Je roulai sur le côté afin de voir l'heure. Six heures du matin seulement. Encore une heure avant de me lever. Naïvement, je crus pouvoir me rendormir. C'était sans compter la satanée bestiole qui en avait décidé autrement. Sa longue toilette effectuée, elle s'allongea de tout son long contre mon flanc. Je tentais alors de somnoler. Peine perdue. Le sommeil s'était envolé.

Vingt minutes avant la sonnerie de mon réveil, je me levai. Cela gêna Dynamo – quel nom, foutrediable ! Avec un culot inimaginable, il alla se recoucher sur mon oreiller. Je m'habillai en le fixant d'un œil mauvais, réfléchissant à des façons de lui faire regretter amèrement son comportement inadmissible. Je quittai finalement ma chambre pour le salon où j'allumai la radio et en augmentai le volume au maximum – il n'était plus question d'apprécier ou non les musiques fortes dès le matin mais de vengeance.

Je n'eus pas longtemps à attendre. Moins de deux minutes s'écoulèrent avant que débarque Lucile comme une furie dans la cuisine, un index accusateur pointé sur moi. Ses pieds, qui maltraitaient allègrement le sol, s'arrêtèrent à deux pas de moi. Sa bouche s'ouvrit, prête à cracher toutes sortes d'insultes faramineuses et à me honnir à coups de balai imaginaires.

— Oups, je t'ai réveillé ? la devançai-je, faussement désolé.

— Et comment ! éructa-t-elle en appuyant son doigt vindicatif sur ma poitrine, les joues rougies et des mitraillettes à la place des pupilles. Je ne te comprendrais décidément jamais ! Je croyais que tu ne tolérais pas la musique forte le matin, alors pour quelle raison fais-tu le contraire aujourd'hui ?

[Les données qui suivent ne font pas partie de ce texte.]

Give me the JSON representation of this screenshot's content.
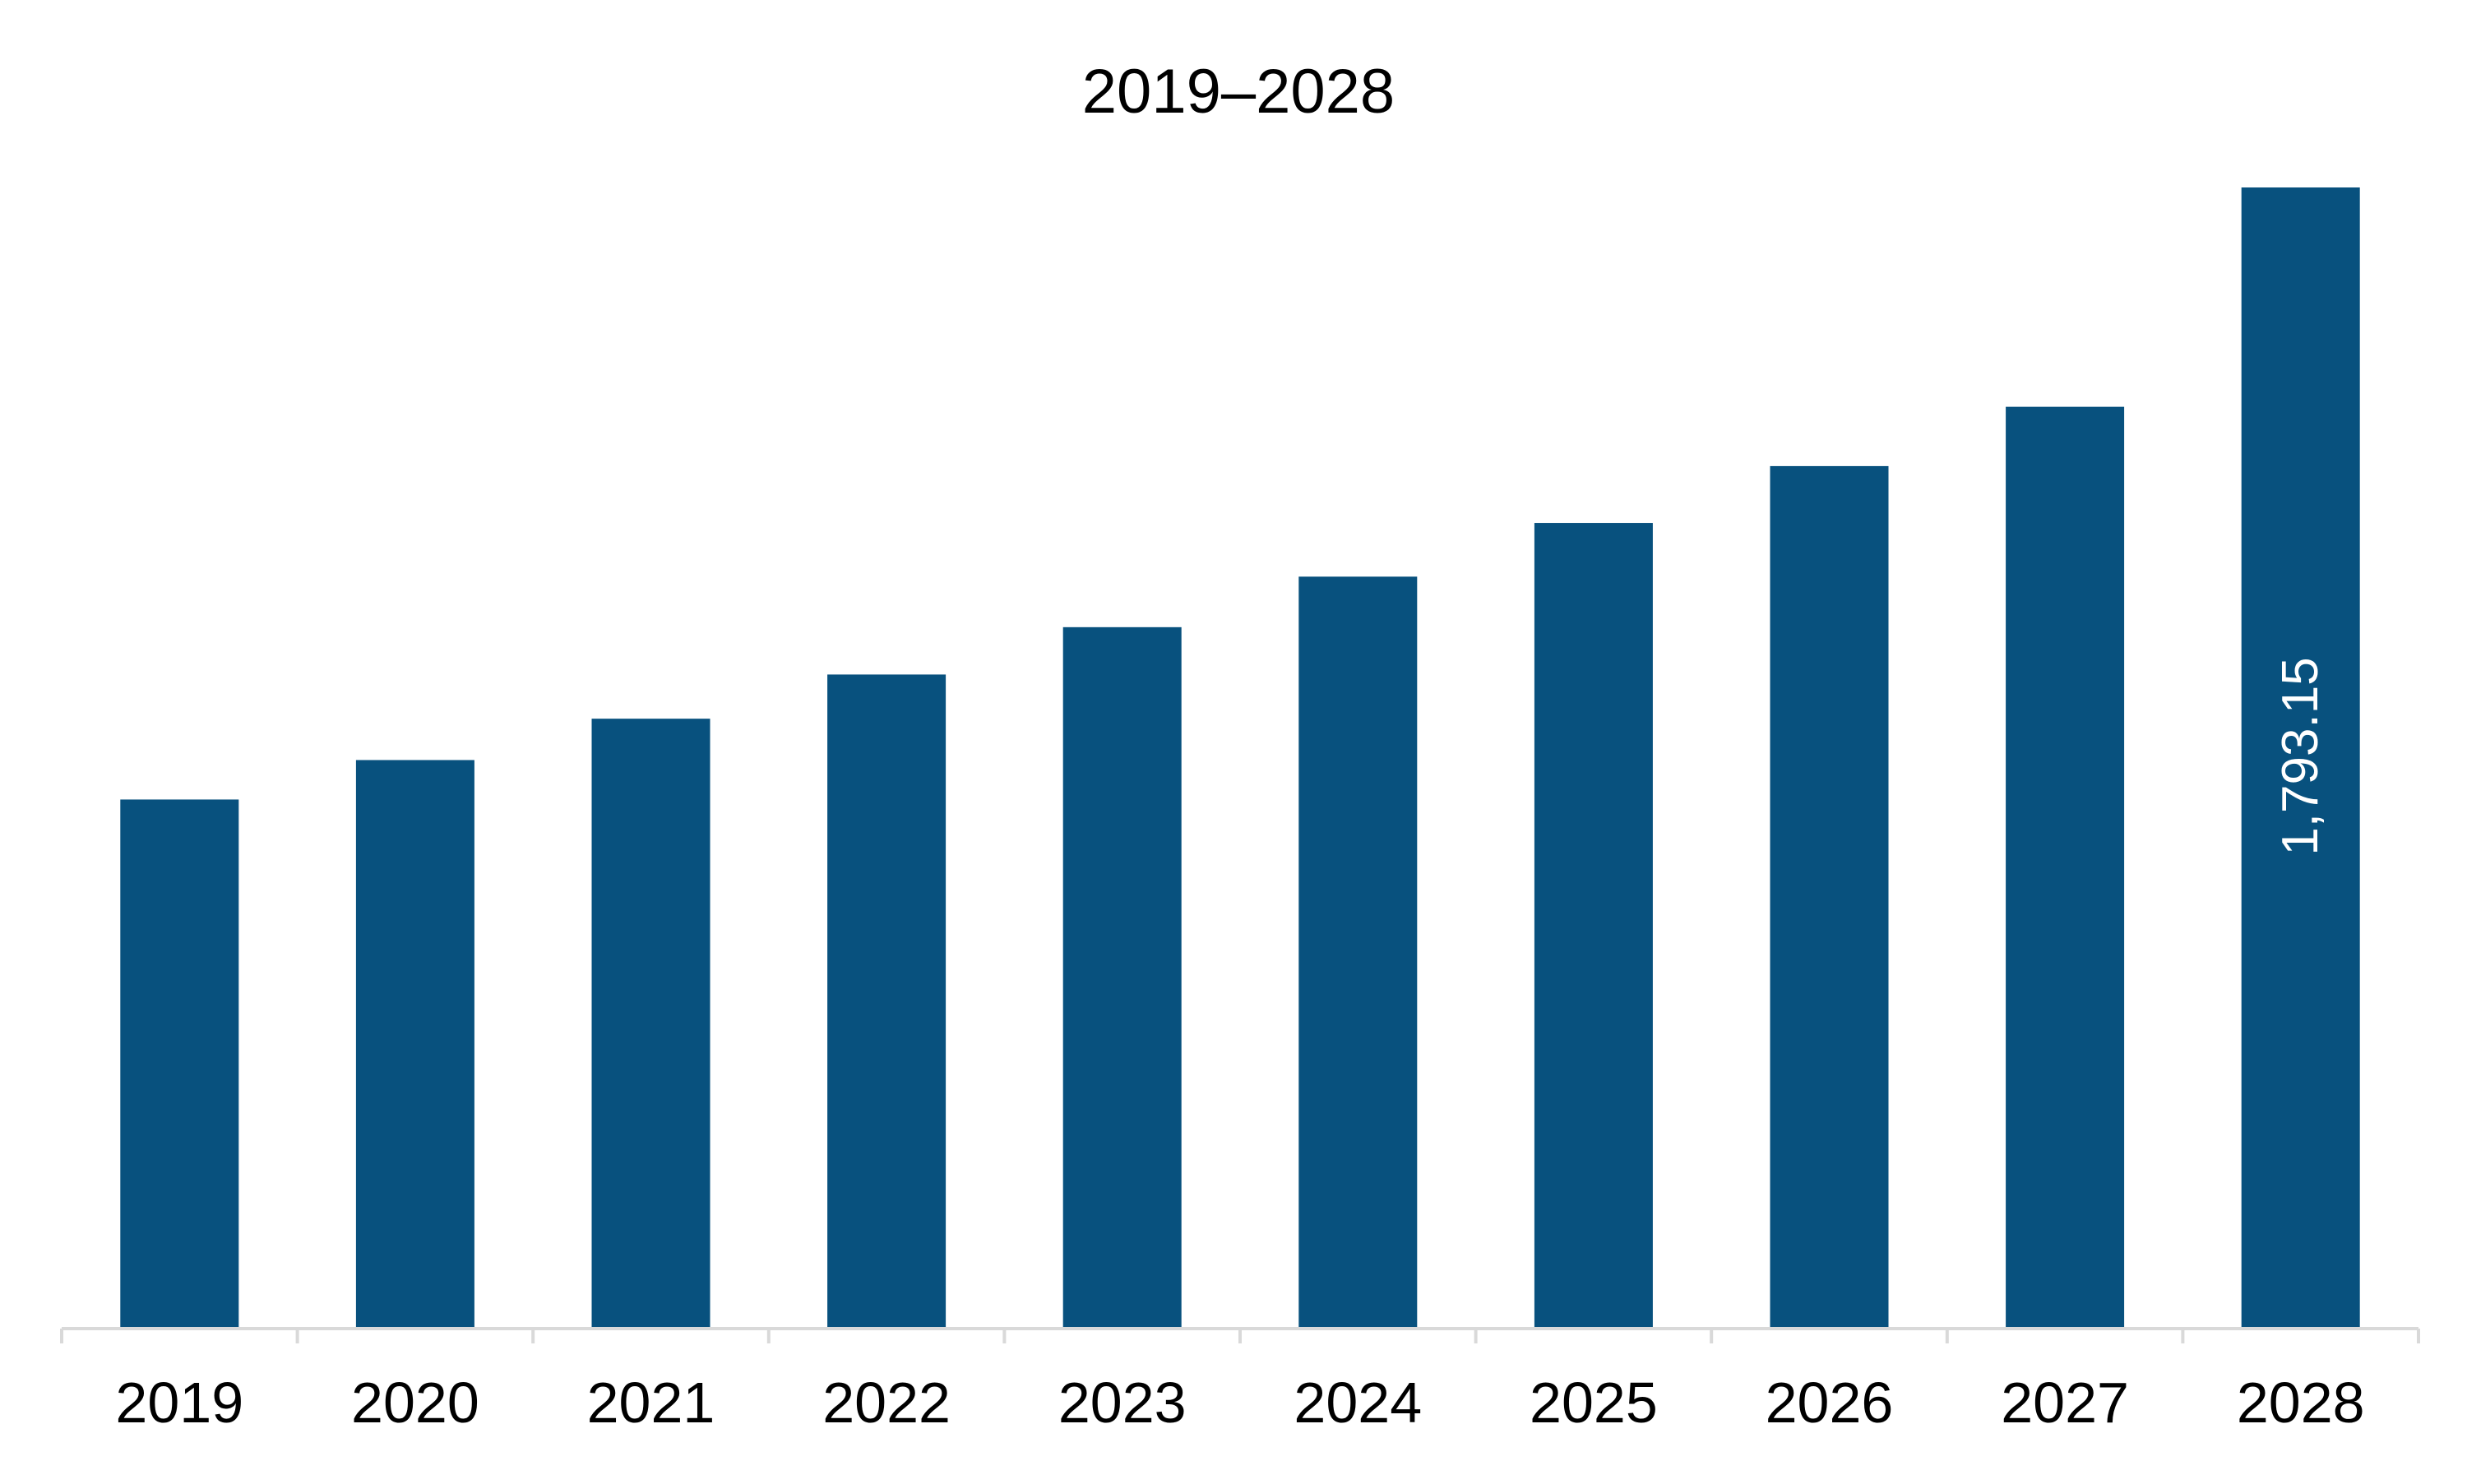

Prenant mon pied, j'avalais la fin de mon thé tout en l'observant perdre patience. Pendant ce temps, le poste de radio continuait de crachoter des musiques affreusement criardes et assourdissantes.

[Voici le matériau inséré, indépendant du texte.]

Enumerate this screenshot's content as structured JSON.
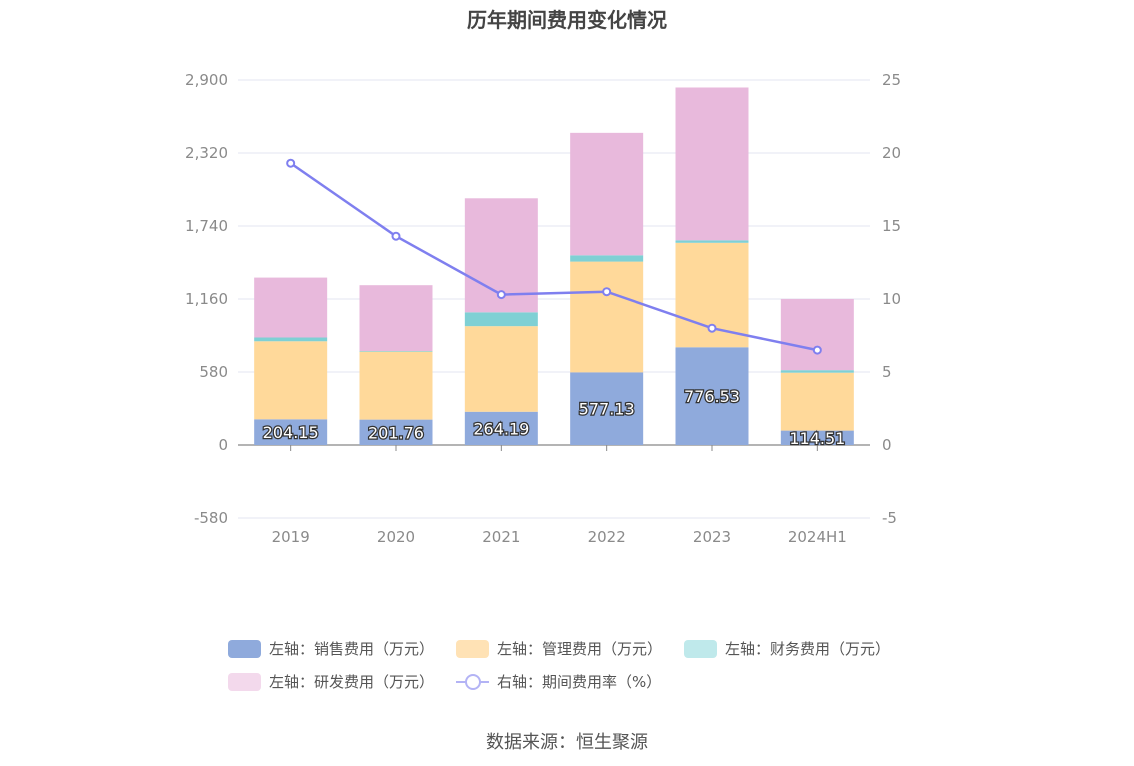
{
  "chart_data": {
    "type": "bar",
    "title": "历年期间费用变化情况",
    "categories": [
      "2019",
      "2020",
      "2021",
      "2022",
      "2023",
      "2024H1"
    ],
    "left_axis": {
      "min": -580,
      "max": 2900,
      "ticks": [
        "2,900",
        "2,320",
        "1,740",
        "1,160",
        "580",
        "0",
        "-580"
      ],
      "tick_values": [
        2900,
        2320,
        1740,
        1160,
        580,
        0,
        -580
      ]
    },
    "right_axis": {
      "min": -5,
      "max": 25,
      "ticks": [
        "25",
        "20",
        "15",
        "10",
        "5",
        "0",
        "-5"
      ],
      "tick_values": [
        25,
        20,
        15,
        10,
        5,
        0,
        -5
      ]
    },
    "series": [
      {
        "name": "左轴：销售费用（万元）",
        "type": "bar",
        "axis": "left",
        "color": "#8faadc",
        "values": [
          204.15,
          201.76,
          264.19,
          577.13,
          776.53,
          114.51
        ],
        "labels": [
          "204.15",
          "201.76",
          "264.19",
          "577.13",
          "776.53",
          "114.51"
        ]
      },
      {
        "name": "左轴：管理费用（万元）",
        "type": "bar",
        "axis": "left",
        "color": "#ffd99a",
        "values": [
          620,
          540,
          680,
          880,
          830,
          460
        ]
      },
      {
        "name": "左轴：财务费用（万元）",
        "type": "bar",
        "axis": "left",
        "color": "#7fd0d4",
        "values": [
          30,
          5,
          110,
          50,
          20,
          20
        ]
      },
      {
        "name": "左轴：研发费用（万元）",
        "type": "bar",
        "axis": "left",
        "color": "#e8b9dc",
        "values": [
          476,
          523,
          906,
          973,
          1214,
          566
        ]
      },
      {
        "name": "右轴：期间费用率（%）",
        "type": "line",
        "axis": "right",
        "color": "#7f7fef",
        "values": [
          19.3,
          14.3,
          10.3,
          10.5,
          8.0,
          6.5
        ]
      }
    ],
    "legend_placement": "bottom",
    "grid": true
  },
  "legend": {
    "rows": [
      [
        {
          "label": "左轴：销售费用（万元）",
          "color": "#8faadc",
          "kind": "bar"
        },
        {
          "label": "左轴：管理费用（万元）",
          "color": "#ffe2b5",
          "kind": "bar"
        },
        {
          "label": "左轴：财务费用（万元）",
          "color": "#bfe9eb",
          "kind": "bar"
        }
      ],
      [
        {
          "label": "左轴：研发费用（万元）",
          "color": "#f3d9ec",
          "kind": "bar"
        },
        {
          "label": "右轴：期间费用率（%）",
          "color": "#b3b3f5",
          "kind": "line"
        }
      ]
    ]
  },
  "source": "数据来源：恒生聚源"
}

— Tu veux savoir pourquoi ? Demande à ton chat.

— Hein ? Que vient-il faire là-dedans ?

— Il m'a réveillé en me léchant l'oreille à six heures du matin et m'a empêché de me rendormir.

Lucile écarquilla les yeux, puis, sans transition, s'esclaffa. Une folle cascade entraînante et contagieuse qui menaça de m'intégrer à sa valse.

— Il voulait seulement te dire bonjour, banane ! s'amusa la jeune fille sur le ton de l'évidence. Ça fait longtemps que vous ne vous êtes pas vus ! Mais j'avais oublié que ton antipathie pour toute espèce d'animal te ferait le rejeter.

— Tu m'étonnes qu'il voulait être sympa. Il me connaît si bien, ce sac à puce, qu'il s'est senti le devoir de me déranger. C'est un âne, point à la ligne, en plus d'être terriblement envahissant. Un peu comme sa maîtresse, à bien y réfléchir, ricanai-je.

— Moi, envahissante !? se récria celle-ci en se montrant du doigt. Et toi alors ? Tu es pire que moi, dans ce cas !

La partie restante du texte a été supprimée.